2. **Pull Mode - Dataset**
`--mode pull-dataset`
In this mode, the Delta Importer will request deals from the DDM self-service API per-dataset, before attempting to import them.





3. **Pull Mode - CID**
`--mode pull-cid`
In this mode, the Delta Importer will scan the filesystem for CAR files, and make requests to the DDM self-service API for each carfile.
It will check Boost to ensure duplicate deals are not requested.

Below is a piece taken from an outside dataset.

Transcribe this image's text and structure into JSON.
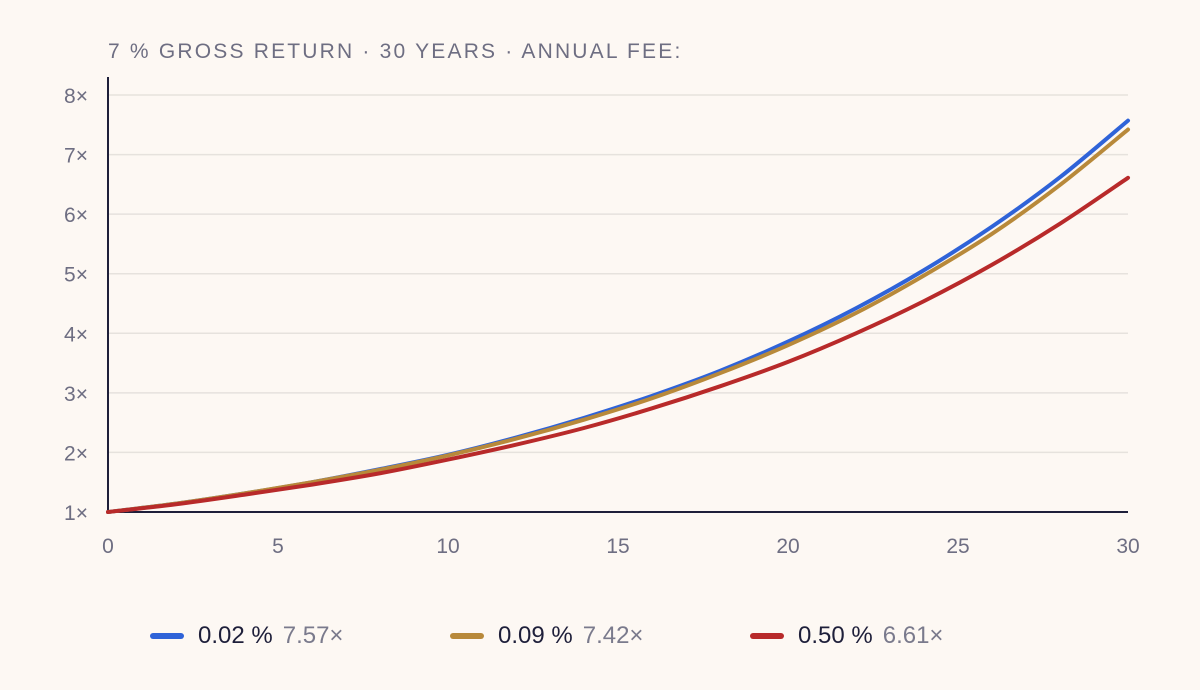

When using in either `Pull Mode`, the `--ddm-api` and `--ddm-token` flags are required. These indicate the DDM API endpoint and the API token to use when making deal requests to the DDM API. Contact your DDM administrator for these parameters.

Additionally, `Pull Mode` allows optional specification of
- `--ddm-delay-start`, which delays the number of days for requested deals start epoch. Valid values are between `1` and `14`, for example `--ddm-delay-start 7`
- `--ddm-advance-end`, which advances the end epoch (i.e, shortens deal duration) by the specified number of days. Valid values are between `0` and `20`, for example `--ddm-advance-end 10`

*example pull mode (Dataset) configuration*
```bash
delta-importer daemon\
--boost-url 10.32.32.20 \
--boost-gql-port 8080
--boost-port 1288 \
--boost-auth-token XXX.YYY.ZZZ \
--max_concurrent 160 \
--interval 220 \
--mode pull-dataset \
--ddm-delay-start 7 \
--ddm-advance-end 10 \
--ddm-api http://ddm-api.delta.store/api/v1/self-service \
--ddm-token 4b28d311-8be6-48d7-801f-dcb6a87ad49d
```

## Other commands

Run `delta-importer stats` to get a table showing statistics on imported deal data.